I just got back from a trip to New Orleans, my first time in four years. Stay tuned for a couple upcoming podcasts on the city's Neighborhood Story Project, and on Faubourg Treme -- the historic district that's the subject of a 2008 documentary and the setting for HBO's new series. But for now, a bit about some other stories.  

I was in New Orleans in October 2005, just over a month after Hurricane Katrina and the levee failures. The water had of course receded by that time, but many houses still had high-water marks, and orange crosses with numbers on the doors, indicating whether rescue workers had inspected the building for people living or dead, and what or whom they found. The scene was a shadow of the awesome force that pounded the city; it was easily understandable why some people I spoke with -- pained as they were at the terrible losses they'd suffered -- were proud at having survived the storm. (Guiltily, their stories made me wish a little that I had been there during the storm; for however terrifying it was, the experience of genuine awe is rare, as is the sense of community that came about among residents.) And even those who had fled for safer spots and were just coming back to town, they wanted to talk. Maybe New Orleanians just love to talk. But on top of that, many people wanted to testify. How they'd escaped. How they'd ridden out the storm. What they lost. Whom they'd rescued. Their outrage at the failure of the levees, or of the government.

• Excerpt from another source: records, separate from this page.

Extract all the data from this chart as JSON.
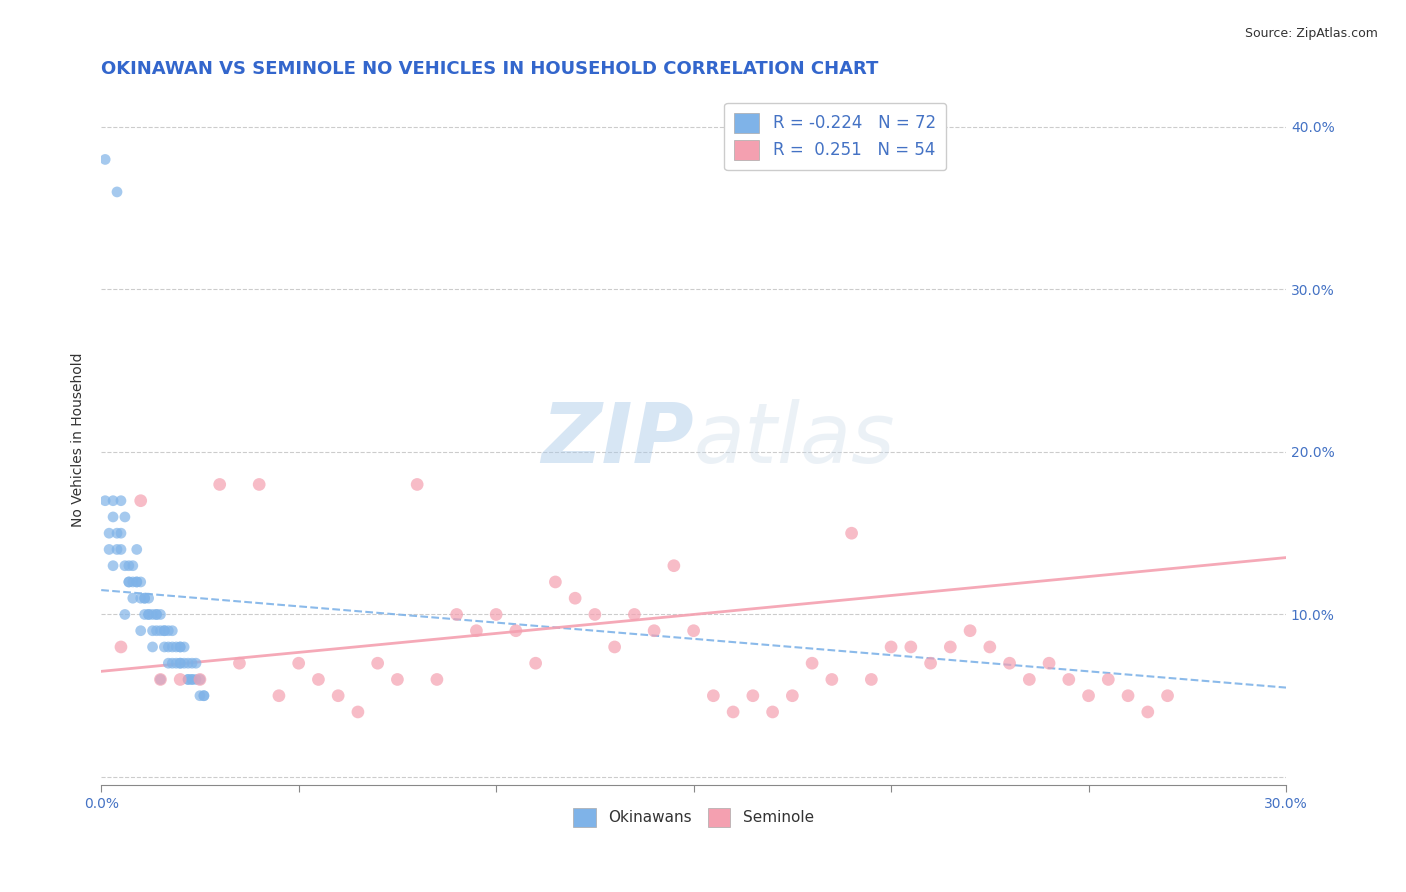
{
  "title": "OKINAWAN VS SEMINOLE NO VEHICLES IN HOUSEHOLD CORRELATION CHART",
  "source": "Source: ZipAtlas.com",
  "xlabel": "",
  "ylabel": "No Vehicles in Household",
  "watermark_zip": "ZIP",
  "watermark_atlas": "atlas",
  "xlim": [
    0.0,
    0.3
  ],
  "ylim": [
    -0.005,
    0.42
  ],
  "xticks": [
    0.0,
    0.05,
    0.1,
    0.15,
    0.2,
    0.25,
    0.3
  ],
  "yticks": [
    0.0,
    0.1,
    0.2,
    0.3,
    0.4
  ],
  "ytick_labels": [
    "",
    "10.0%",
    "20.0%",
    "30.0%",
    "40.0%"
  ],
  "color_okinawan": "#7fb3e8",
  "color_seminole": "#f4a0b0",
  "color_okinawan_line": "#7fb3e8",
  "color_seminole_line": "#f4a0b0",
  "okinawan_scatter_x": [
    0.001,
    0.004,
    0.002,
    0.003,
    0.005,
    0.003,
    0.004,
    0.006,
    0.007,
    0.005,
    0.008,
    0.006,
    0.009,
    0.01,
    0.008,
    0.01,
    0.012,
    0.011,
    0.013,
    0.009,
    0.015,
    0.014,
    0.016,
    0.013,
    0.012,
    0.017,
    0.018,
    0.016,
    0.019,
    0.02,
    0.015,
    0.021,
    0.022,
    0.02,
    0.023,
    0.018,
    0.024,
    0.025,
    0.022,
    0.026,
    0.005,
    0.007,
    0.01,
    0.013,
    0.016,
    0.019,
    0.022,
    0.025,
    0.008,
    0.011,
    0.014,
    0.017,
    0.02,
    0.023,
    0.004,
    0.006,
    0.009,
    0.012,
    0.015,
    0.018,
    0.021,
    0.024,
    0.003,
    0.002,
    0.001,
    0.007,
    0.011,
    0.014,
    0.017,
    0.02,
    0.023,
    0.026
  ],
  "okinawan_scatter_y": [
    0.38,
    0.36,
    0.15,
    0.13,
    0.15,
    0.17,
    0.14,
    0.16,
    0.12,
    0.17,
    0.13,
    0.1,
    0.14,
    0.12,
    0.11,
    0.09,
    0.1,
    0.11,
    0.08,
    0.12,
    0.09,
    0.1,
    0.08,
    0.09,
    0.1,
    0.07,
    0.08,
    0.09,
    0.07,
    0.08,
    0.06,
    0.07,
    0.06,
    0.07,
    0.06,
    0.07,
    0.06,
    0.05,
    0.06,
    0.05,
    0.14,
    0.13,
    0.11,
    0.1,
    0.09,
    0.08,
    0.07,
    0.06,
    0.12,
    0.11,
    0.1,
    0.09,
    0.08,
    0.07,
    0.15,
    0.13,
    0.12,
    0.11,
    0.1,
    0.09,
    0.08,
    0.07,
    0.16,
    0.14,
    0.17,
    0.12,
    0.1,
    0.09,
    0.08,
    0.07,
    0.06,
    0.05
  ],
  "seminole_scatter_x": [
    0.005,
    0.01,
    0.015,
    0.02,
    0.025,
    0.03,
    0.035,
    0.04,
    0.045,
    0.05,
    0.055,
    0.06,
    0.065,
    0.07,
    0.075,
    0.08,
    0.085,
    0.09,
    0.095,
    0.1,
    0.105,
    0.11,
    0.115,
    0.12,
    0.125,
    0.13,
    0.135,
    0.14,
    0.145,
    0.15,
    0.155,
    0.16,
    0.165,
    0.17,
    0.175,
    0.18,
    0.185,
    0.19,
    0.195,
    0.2,
    0.205,
    0.21,
    0.215,
    0.22,
    0.225,
    0.23,
    0.235,
    0.24,
    0.245,
    0.25,
    0.255,
    0.26,
    0.265,
    0.27
  ],
  "seminole_scatter_y": [
    0.08,
    0.17,
    0.06,
    0.06,
    0.06,
    0.18,
    0.07,
    0.18,
    0.05,
    0.07,
    0.06,
    0.05,
    0.04,
    0.07,
    0.06,
    0.18,
    0.06,
    0.1,
    0.09,
    0.1,
    0.09,
    0.07,
    0.12,
    0.11,
    0.1,
    0.08,
    0.1,
    0.09,
    0.13,
    0.09,
    0.05,
    0.04,
    0.05,
    0.04,
    0.05,
    0.07,
    0.06,
    0.15,
    0.06,
    0.08,
    0.08,
    0.07,
    0.08,
    0.09,
    0.08,
    0.07,
    0.06,
    0.07,
    0.06,
    0.05,
    0.06,
    0.05,
    0.04,
    0.05
  ],
  "okinawan_line_y_start": 0.115,
  "okinawan_line_y_end": 0.055,
  "seminole_line_y_start": 0.065,
  "seminole_line_y_end": 0.135,
  "grid_color": "#cccccc",
  "background_color": "#ffffff",
  "title_fontsize": 13,
  "axis_fontsize": 10,
  "tick_fontsize": 10,
  "scatter_alpha": 0.7,
  "scatter_size": 60
}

They had each other to talk with, of course, but there were plenty of others to hear their testimonials. News crews. Trauma counselors. And oral historians from far and near. The Historic New Orleans Collection has a list of some oral history projects. HNOC's oral history work focused on first responders, and included interviews with corrections officers who helped evacuate jails and prisons. Other sites include the "Hurricane Digital Memory Bank," which is "collecting and preserving the stories of Katrina and Rita." The "I-10 Witness Project" interviews New Orleans residents about their storm-related experiences. And "Do You Know What It Means" implores visitors to "help remember New Orleans" before Katrina -- drawing its name from the song made famous by Louis Armstrong, "Do You Know What It Means to Miss New Orleans?" Heroic or outraged or funny as some of the stories are, the whole enterprise of documenting this calamity is somehow terribly sad, as if the inimitable city of New Orleans were being reduced to mere memories, a collection of digital files to be found online, electric impulses, 0s and 1s floating in the air.

Or that's how I felt before going to New Orleans last week, my first time since Mardi Gras 2006. Plenty of rebuilding remains to be done, but the progress is encouraging, and tangible. Katrina's legacy is of course still present everywhere, but like the waters, it, too, is receding. People are talking about the music, and the new HBO show coming up, and the Saints, and everything else people talk about. Part of the reason they can now do that is the reckoning that took place through oral history. And so these stories, which seemed so sad to me just recently, look different now. Katrina and the levee failures will surely go down in history. But whether or not these particular stories on these particular websites ever make it into any book or documentary film, whether they reach anyone a few generations from now, whether and how they are transformed in time into family legend that someone's great great grandchild recounts many years from now -- whether or not any of that happens, the stories had to be told. They are not just mournful memories of a lost city, but the powerful assertion of an irrepressible culture.